I have developed a method using which the edges in images are get enhanced. Which evaluation metric shall I use to state that edges in image are improved or not? I am working on brain tumor images.
This is very simple. Subtract the original image from the enhanced image, then you will find what you have enhanced. if you got only edges and are sharped its mean you did it.
In my opinion, you can compare the result of your developed method with the results of the other classical methods like Canny, LoG and so on... But in order to get a metric evaluation, having a solid edges with a minimal number of noisy halls or distortions (in other words, extracted edges that approximate the real edges in the original image) may represent a natural and simple way...
As you can determine and compare the SNR between different images
Thanks guys. But, again PSNR and SSIM are mainly for image quality evaluation and not for measuring improvement of strength of edges. Because, I compared Nyul normalization against my method and even with less SSIM score, my method is giving good segmentation results.

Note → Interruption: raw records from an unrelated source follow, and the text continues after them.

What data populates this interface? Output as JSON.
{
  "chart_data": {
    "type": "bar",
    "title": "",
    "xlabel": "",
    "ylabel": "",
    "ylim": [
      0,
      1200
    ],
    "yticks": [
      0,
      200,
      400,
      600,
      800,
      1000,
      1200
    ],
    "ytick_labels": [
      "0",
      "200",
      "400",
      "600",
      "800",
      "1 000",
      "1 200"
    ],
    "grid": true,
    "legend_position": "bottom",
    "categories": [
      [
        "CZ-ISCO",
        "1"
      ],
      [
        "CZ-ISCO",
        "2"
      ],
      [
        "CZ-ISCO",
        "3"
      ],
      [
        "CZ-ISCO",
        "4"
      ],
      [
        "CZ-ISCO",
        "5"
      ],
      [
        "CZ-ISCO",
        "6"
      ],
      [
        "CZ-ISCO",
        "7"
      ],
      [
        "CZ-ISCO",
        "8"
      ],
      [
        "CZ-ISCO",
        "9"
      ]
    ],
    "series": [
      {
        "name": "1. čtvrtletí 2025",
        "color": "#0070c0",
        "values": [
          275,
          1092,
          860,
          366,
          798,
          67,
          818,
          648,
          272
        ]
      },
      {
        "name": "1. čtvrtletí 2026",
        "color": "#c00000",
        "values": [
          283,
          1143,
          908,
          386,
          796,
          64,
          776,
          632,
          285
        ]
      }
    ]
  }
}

You can use structural similarity SSIM index to evaluate your proposed algo. You can also compare your results with classical edge detector like - sobel, canny, LoG etc..
Many specialized metrics exist for such purpose, including:
1- sharpness index (S)
Leclaire, A., & Moisan, L. (2015). No-reference image quality assessment and blind deblurring with sharpness metrics exploiting Fourier phase information. Journal of Mathematical Imaging and Vision, 52(1), 145-172.
2-Cumulative Probability of Blur Detection (CPBD)
N. D. Narvekar and L. J. Karam, "A No-Reference Image Blur Metric Based on the Cumulative Probability of Blur Detection (CPBD)," IEEE Transactions on Image Processing, 2011.